A noção de resistência é tomada como um conjunto de forças opostas ao poder dominante, transcrições ocultas da fala e do comportamento manifestando outras formas de ver e perceber o mundo por trás da história oficial e das transcrições públicas hegemõnicas (Duncombe, 2002). No mesmo compasso, Freire-Filho (2007) nos coloca as possibilidades contemporâneas de pensar a noção de resistência como plural, diversa e polimorfa, vinculada a experiências temporárias de empoderamento, de relativização de identidades e de recusa das formas convencionais de comunicação e de relacionamento cotidianos. Bleiker (2000) caminha pela mesma trilha ao conceituar a dissidência e a cultura de resistência como sendo "localizadas em inúmeras práticas nada heróicas que compõem a esfera do cotidiano e suas múltiplas conexões com a vida contemporânea em geral" (Bleiker, 2000, p. 278).

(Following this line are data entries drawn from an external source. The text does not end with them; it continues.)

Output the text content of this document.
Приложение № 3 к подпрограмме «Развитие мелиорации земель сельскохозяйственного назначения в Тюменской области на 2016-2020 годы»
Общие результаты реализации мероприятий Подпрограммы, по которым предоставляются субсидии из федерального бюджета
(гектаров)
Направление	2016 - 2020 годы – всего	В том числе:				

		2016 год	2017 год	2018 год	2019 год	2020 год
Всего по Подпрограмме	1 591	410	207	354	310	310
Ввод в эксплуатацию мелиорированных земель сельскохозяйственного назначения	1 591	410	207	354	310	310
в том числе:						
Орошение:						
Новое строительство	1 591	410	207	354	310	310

Duncombe (2002) sugere que a noção de resistência cultural pode ser vista positivamente como um espaço de desenvolvimento de ferramentas para a ação política, um ensaio geral para o ato político atual, ou, como uma ação política em si, redefinindo a própria noção de política em ato ou, por outra via, reconfigurando suas possibilidades de impacto. Equipados de novas ideias, habilidades, confiança e comparsas, o passo adiante no terreno da resistência política pode parecer menos amedrontador, por esta perspectiva.

Nesse sentido, a resistência cultural funciona como uma espécie de trampolim para o ativismo político, através da ampliação do arsenal lingüístico e intelectual fora dos canais formais de transmissão -como a escola e a família (Duncombe, 2002) Para Freire-Filho (2007) a música underground ou alternativa tem sido um elemento deste engajamento juvenil, em especial na construção de elos entre resistências microscópicas, cotidianas (um evento, uma música, uma forma de vestir ou uma ação pontual) e movimentos ampliados de contestação a certa ordem global hegemõnica.

Scott (1990) defende que os grupos subordinados podem utilizar estrategicamente a cultura como forma de expressar e construir seus discursos e práticas em espaços "seguros" como, por exemplo, os espaços culturais. Desta forma, ele irá defender que o lazer e os rituais coletivos podem se configurar como nichos de autonomia onde se asseguram, minimamente, a liberdade de expressão e a segurança em relação ao que se pensa e se diz, materializando discretas formas de resistência através de formas indiretas de expressão, do uso subversivo da linguagem como arma de defesa, das ambigüidades e discursos duplos. Seriam, portanto, diferentes formas de diálogo com o poder ou, como ele denomina, dizeres ocultos, expressando tentativas das camadas subordinadas de dialogar e negociar sua existência, voz e expressão. A voz e a expressão próprias, autõnomas, de grupos subordinados são entendidas aqui, portanto, como um exercício político de tais grupos.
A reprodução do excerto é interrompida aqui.